We lunched overlooking the Marine Lake then worked our way northwards through the four seafront gardens.

There were Daisies and Shepherd’s Purse flowering at the edges of the lawns, and some clumps of  Daffodils were a few days off flowering.

Garden birds included Long-tailed Tit, Goldfinch, Blue Tit and Blackbird. A Dunnock sat on the top of a hedge flicking its wings, then another came along and they flew away together. Spring is in the air!  We were looking for more trees for our I-Spy list, although the pickings will be slim for a few weeks yet. We ticked this beautiful shapely Holm Oak Quercus ilex (worth 20 points).

There are several Silk Tassel trees in the seafront gardens and at this time of year, with their very long catkins out, they look extraordinary.
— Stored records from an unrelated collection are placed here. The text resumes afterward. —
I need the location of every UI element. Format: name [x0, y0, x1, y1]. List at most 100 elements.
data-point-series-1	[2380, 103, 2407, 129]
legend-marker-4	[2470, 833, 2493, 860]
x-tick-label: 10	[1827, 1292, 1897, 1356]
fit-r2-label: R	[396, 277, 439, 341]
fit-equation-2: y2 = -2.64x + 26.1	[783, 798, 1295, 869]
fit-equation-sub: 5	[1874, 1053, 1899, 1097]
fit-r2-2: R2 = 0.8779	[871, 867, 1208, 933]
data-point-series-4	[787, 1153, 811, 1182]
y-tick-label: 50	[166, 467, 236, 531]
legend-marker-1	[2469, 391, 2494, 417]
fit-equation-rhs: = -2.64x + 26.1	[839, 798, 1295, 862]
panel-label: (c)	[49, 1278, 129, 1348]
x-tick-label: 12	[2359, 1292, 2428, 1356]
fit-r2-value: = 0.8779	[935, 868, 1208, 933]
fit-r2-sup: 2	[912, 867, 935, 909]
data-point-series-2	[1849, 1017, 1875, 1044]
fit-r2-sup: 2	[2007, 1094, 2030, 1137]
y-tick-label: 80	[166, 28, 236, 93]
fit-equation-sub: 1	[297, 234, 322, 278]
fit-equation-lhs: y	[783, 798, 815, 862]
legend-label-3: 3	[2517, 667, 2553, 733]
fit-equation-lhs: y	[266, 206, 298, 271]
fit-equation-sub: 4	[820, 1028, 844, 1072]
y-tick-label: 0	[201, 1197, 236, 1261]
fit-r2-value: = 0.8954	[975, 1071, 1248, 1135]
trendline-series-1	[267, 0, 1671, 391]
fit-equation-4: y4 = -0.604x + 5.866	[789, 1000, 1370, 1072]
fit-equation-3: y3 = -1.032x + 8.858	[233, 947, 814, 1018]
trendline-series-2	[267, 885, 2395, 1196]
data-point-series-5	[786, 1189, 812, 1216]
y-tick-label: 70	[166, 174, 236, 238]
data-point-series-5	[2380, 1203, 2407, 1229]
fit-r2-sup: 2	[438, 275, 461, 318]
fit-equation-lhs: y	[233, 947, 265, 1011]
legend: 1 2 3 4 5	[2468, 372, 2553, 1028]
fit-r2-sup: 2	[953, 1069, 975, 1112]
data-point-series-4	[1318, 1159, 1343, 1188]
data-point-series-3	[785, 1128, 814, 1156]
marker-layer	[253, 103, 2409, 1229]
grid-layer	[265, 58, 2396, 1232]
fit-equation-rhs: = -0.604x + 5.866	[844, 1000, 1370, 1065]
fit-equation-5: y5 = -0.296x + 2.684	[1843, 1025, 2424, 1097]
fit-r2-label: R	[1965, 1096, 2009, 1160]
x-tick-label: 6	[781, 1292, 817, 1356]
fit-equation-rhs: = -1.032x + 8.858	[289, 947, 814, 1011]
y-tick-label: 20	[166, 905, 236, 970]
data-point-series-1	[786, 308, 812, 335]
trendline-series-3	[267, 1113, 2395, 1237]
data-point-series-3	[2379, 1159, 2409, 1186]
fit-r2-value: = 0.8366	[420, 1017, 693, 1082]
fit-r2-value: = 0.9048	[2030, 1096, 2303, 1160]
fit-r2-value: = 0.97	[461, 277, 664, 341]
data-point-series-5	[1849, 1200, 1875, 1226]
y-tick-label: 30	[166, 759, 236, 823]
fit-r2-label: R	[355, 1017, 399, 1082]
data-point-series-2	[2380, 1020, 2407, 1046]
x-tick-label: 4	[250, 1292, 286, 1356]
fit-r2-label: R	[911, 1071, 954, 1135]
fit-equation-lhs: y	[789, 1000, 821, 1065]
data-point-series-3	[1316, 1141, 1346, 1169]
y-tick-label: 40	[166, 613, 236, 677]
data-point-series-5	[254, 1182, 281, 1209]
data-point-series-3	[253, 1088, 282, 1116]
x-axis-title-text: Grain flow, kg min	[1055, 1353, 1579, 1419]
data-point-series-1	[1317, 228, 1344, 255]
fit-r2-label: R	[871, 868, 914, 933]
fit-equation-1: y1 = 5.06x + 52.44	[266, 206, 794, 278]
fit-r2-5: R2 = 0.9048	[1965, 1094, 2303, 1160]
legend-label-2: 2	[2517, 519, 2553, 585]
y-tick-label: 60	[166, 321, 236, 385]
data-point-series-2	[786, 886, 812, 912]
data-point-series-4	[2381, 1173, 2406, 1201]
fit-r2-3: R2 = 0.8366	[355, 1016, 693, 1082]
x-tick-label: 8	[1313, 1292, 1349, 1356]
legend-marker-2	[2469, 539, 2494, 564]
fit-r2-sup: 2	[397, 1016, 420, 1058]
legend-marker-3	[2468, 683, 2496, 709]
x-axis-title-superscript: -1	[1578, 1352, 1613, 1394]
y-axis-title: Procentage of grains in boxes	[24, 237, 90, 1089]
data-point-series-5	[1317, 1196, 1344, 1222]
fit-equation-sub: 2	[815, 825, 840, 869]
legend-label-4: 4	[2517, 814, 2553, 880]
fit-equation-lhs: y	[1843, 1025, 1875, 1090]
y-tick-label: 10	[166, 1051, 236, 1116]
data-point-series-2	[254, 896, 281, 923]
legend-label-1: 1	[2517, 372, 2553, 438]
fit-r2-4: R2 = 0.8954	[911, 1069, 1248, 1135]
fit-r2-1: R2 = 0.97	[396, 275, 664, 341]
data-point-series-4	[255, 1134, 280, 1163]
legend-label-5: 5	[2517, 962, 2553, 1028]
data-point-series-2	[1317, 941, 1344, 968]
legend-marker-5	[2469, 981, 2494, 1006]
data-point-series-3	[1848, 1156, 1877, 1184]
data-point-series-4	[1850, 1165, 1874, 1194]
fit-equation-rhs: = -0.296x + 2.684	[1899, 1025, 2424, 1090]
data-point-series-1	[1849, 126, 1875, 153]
This shrub caught my eye, with its pretty red berries. Some kind of Laurel? No, I think it’s Japanese aucuba Aucuba japonica, a new one on me.

We returned up Harbord Road and in a garden we spotted another I-Spy tree, a Cordyline Palm, which the book (weirdly) calls a Cabbage tree. But it gives it the proper name of Cordyline australis, so it’s definitely right. It’s worth the maximum of 25 points, the first one of those we’ve ticked, and it’s marked as a “top spot!”

We were up to 225 points last week, and have 45 points today from just two trees, so now we have  270. John says we had 365 points for birds up to last week and thinks we got at least another 100 points today.  The bird-spotting will slow down soon, as new birds become harder to find, while the tree-bagging will become much easier when their leaves come out.
I walked home through Victoria Park, and spotted that the Snowdrops are now out.

Public transport details: Bus 53 from Queen Square at 10.20, arriving 10.50 at Crosby Road South / Marlborough Road. The rest of the group returned to Liverpool on the 53 from Oxford Road / Courtenay Road, due at 2.10 and arriving Queen Square 2.50.